Kids, get in the car! NASA has now found more than 100 planets that mimic certain life-sustaining elements of Earth.

nasa kepler new planets

NASA’s ongoing Kepler mission to find Earth-like planets fit for human colonization has discovered a total of 461 new candidates, the agency announced today. The discoveries have collectively increased the Kepler catalog of planets by 20 percent since this time last year.

Kepler is a space observatory. Its telescope searches for Earth-like planet candidates by measuring the change in brightness of more than 150,000 stars. Brightness fluctuations often indicate a planet orbiting around the star in question. Once Kepler logs three such transits, the potential planet is identified and added to the catalog for further investigation.

In Feburary 2012, Kepler mission scientists had confirmed 33 of these candidates as bona fide planets. With the past year’s research, 105 planets have been identified and confirmed.

“The analysis of increasingly longer time periods of Kepler data uncovers smaller planets in longer period orbits– orbital periods similar to Earth’s,” said Steve Howell, Kepler mission project scientist at Ames,” in a statement on the news.

“It is no longer a question of will we find a true Earth analogue, but a question of when.”

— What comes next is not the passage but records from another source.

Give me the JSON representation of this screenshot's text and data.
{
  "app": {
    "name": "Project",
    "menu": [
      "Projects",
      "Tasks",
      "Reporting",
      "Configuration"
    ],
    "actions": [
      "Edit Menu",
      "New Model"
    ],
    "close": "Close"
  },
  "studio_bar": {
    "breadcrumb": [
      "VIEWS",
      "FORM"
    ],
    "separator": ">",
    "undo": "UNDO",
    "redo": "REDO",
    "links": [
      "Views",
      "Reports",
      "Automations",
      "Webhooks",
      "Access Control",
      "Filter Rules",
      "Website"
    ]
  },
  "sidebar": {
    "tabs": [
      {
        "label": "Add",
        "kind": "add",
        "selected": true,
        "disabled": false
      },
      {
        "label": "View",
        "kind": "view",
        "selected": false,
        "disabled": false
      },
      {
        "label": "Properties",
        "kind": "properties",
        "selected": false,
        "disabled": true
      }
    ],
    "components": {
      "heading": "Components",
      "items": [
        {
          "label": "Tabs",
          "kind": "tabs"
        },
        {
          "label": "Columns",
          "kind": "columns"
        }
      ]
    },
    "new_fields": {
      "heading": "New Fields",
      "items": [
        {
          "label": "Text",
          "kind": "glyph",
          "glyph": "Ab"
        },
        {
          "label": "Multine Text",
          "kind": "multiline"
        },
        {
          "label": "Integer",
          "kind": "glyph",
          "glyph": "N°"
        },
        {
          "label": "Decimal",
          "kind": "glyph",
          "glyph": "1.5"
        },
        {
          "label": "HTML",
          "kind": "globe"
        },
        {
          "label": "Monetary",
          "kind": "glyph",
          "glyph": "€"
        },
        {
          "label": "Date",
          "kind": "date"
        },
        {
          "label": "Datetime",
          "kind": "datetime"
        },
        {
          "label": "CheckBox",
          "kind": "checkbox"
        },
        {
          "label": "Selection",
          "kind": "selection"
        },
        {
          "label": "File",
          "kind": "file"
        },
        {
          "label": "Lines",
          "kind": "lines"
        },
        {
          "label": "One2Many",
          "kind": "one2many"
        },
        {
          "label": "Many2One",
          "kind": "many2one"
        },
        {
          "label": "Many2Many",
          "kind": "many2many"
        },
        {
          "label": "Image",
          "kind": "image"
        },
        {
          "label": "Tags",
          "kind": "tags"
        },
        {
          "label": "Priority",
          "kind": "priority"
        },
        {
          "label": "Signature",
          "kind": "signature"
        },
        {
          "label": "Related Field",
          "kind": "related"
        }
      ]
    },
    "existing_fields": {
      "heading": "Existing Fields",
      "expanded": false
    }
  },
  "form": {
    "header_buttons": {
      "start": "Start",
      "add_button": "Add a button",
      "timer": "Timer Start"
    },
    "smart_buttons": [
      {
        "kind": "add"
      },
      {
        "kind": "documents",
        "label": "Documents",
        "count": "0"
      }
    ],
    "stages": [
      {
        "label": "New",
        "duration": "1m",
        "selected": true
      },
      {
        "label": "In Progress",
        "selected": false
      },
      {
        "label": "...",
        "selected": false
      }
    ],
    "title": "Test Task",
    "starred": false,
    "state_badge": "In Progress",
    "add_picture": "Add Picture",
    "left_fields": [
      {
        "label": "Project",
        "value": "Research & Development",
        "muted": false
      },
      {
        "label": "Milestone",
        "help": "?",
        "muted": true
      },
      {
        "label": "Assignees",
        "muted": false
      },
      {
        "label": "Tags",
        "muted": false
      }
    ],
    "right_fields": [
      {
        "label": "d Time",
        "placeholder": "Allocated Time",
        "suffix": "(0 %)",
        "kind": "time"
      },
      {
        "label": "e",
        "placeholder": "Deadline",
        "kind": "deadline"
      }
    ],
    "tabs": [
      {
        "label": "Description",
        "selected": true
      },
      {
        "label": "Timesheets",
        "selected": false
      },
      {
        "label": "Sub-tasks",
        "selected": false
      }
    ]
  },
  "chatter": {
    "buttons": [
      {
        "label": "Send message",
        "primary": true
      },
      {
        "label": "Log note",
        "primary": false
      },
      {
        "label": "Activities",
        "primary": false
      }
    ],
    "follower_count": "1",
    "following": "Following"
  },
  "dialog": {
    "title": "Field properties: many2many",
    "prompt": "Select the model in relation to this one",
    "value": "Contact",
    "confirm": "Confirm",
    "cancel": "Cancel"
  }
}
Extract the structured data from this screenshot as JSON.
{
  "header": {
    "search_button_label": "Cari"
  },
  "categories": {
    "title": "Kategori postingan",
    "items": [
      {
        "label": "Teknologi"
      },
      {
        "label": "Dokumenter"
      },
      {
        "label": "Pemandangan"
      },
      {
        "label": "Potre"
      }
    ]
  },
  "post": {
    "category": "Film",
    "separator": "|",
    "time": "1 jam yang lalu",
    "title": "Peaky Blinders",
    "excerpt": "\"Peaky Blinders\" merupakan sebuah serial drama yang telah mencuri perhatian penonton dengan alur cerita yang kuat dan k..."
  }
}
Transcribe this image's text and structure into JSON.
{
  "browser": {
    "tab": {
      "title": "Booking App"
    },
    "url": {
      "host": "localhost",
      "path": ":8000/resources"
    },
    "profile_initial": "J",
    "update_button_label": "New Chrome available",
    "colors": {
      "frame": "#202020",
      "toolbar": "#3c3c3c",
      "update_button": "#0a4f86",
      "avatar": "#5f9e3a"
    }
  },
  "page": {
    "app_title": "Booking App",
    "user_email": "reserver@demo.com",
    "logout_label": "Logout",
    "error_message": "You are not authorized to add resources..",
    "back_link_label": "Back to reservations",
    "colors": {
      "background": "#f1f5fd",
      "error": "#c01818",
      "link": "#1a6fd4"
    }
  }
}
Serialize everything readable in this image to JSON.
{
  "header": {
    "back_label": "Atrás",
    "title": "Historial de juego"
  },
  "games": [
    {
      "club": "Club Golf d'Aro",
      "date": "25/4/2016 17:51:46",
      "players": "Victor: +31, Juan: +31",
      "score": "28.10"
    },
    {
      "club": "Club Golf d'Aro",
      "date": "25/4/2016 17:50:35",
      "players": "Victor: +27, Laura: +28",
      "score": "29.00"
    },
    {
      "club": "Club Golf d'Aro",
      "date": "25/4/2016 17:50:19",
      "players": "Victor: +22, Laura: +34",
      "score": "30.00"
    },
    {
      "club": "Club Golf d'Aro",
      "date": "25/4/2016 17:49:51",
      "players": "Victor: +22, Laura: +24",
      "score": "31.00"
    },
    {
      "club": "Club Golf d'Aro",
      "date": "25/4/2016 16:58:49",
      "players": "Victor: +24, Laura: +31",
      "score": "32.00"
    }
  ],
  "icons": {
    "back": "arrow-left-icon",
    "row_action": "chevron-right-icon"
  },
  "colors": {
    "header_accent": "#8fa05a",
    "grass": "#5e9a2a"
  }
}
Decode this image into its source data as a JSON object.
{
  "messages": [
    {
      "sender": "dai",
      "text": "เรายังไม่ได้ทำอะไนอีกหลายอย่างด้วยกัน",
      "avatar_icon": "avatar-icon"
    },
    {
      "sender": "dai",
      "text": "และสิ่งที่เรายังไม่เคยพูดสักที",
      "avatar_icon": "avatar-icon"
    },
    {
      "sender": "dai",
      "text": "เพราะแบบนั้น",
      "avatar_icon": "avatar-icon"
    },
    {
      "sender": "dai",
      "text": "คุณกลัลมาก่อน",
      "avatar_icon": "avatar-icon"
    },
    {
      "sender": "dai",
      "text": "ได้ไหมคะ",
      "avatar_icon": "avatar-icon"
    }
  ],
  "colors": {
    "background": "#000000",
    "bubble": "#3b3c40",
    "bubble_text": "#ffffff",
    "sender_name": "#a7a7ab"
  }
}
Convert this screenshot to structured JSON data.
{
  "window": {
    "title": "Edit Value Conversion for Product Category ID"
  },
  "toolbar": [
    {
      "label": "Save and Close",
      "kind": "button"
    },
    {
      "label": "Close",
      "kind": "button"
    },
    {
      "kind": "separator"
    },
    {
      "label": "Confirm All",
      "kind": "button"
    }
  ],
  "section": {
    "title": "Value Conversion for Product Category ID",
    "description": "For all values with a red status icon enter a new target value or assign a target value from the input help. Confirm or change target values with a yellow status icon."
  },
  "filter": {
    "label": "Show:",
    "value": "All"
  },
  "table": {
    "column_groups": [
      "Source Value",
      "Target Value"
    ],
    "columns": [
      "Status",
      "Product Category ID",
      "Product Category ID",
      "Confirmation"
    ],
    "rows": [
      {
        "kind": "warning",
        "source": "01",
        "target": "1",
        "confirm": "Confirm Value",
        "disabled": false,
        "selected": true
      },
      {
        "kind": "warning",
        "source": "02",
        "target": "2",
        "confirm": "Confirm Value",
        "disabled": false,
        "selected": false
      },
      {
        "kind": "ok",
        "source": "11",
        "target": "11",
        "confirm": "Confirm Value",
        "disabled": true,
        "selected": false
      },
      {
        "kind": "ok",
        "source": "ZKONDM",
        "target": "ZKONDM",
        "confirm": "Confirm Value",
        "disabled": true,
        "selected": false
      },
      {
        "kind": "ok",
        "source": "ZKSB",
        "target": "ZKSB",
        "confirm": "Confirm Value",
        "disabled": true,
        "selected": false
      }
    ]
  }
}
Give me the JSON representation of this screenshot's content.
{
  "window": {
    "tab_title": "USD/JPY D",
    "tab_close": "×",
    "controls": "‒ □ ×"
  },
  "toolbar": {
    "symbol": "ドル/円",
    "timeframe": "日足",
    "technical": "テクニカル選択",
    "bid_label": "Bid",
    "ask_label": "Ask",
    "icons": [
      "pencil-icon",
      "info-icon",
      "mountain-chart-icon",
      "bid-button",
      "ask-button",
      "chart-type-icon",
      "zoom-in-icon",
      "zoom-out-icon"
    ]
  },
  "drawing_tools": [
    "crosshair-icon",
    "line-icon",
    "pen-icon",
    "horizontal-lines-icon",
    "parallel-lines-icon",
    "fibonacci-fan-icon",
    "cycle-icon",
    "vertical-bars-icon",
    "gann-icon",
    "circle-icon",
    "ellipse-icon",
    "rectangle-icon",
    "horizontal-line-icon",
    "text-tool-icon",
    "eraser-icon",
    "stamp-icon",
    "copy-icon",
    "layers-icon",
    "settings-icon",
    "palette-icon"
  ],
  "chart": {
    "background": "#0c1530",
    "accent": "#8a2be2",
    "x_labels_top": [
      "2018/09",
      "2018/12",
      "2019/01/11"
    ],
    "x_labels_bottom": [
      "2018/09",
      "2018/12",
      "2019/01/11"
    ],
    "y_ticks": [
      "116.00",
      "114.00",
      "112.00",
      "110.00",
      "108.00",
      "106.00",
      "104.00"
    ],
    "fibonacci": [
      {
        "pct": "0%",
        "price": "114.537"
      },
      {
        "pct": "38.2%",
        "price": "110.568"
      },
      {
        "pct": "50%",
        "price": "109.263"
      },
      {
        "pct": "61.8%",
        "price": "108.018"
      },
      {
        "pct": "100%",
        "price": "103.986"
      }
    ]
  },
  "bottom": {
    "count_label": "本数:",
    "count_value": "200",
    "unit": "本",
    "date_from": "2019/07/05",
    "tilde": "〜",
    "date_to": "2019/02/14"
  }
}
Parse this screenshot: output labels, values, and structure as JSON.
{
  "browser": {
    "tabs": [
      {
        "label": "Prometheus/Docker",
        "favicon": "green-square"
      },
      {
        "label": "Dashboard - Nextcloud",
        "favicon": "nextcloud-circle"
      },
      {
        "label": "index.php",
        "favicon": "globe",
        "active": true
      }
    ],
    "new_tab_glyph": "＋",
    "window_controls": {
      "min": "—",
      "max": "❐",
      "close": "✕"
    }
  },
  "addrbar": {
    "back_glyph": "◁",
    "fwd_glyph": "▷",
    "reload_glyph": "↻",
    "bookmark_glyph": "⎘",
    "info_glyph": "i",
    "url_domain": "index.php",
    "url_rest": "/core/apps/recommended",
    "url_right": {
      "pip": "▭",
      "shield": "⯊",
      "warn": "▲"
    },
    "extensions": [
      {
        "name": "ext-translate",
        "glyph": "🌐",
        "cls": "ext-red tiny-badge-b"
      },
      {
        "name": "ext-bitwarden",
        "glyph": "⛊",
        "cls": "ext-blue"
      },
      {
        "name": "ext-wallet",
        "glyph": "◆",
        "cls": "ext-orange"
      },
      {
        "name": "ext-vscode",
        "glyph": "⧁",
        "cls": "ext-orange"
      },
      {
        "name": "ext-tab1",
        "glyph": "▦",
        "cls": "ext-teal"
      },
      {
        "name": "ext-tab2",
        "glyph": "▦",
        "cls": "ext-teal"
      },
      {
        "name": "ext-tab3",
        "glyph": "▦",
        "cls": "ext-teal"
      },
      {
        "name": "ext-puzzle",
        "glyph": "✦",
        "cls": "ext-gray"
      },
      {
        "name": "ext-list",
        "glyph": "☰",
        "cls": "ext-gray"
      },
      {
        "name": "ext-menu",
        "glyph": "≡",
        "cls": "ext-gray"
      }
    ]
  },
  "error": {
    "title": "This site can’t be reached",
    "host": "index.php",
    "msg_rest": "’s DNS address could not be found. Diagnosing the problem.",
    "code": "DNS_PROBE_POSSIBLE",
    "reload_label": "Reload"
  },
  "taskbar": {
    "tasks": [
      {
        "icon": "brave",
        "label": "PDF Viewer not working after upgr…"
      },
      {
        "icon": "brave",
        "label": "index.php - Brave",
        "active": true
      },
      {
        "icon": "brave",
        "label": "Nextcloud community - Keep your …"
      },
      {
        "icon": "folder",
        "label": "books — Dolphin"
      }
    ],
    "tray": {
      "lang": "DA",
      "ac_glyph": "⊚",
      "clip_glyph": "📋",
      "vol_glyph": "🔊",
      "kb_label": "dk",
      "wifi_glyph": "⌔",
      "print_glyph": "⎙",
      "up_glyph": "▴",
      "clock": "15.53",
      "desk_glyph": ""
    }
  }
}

Interestingly, all the Kepler data is available to the public as an archive of exoplanets. The archive containts interactive tables, published light curves, images, spectra and parameters, and time-series data from surveys.

planets

The Kepler mission has been active since March 2009. It was originally conceived as 3.5-year mission; however, the unique challenges of “big data” processing have collectively contributed to the mission’s extension into 2016.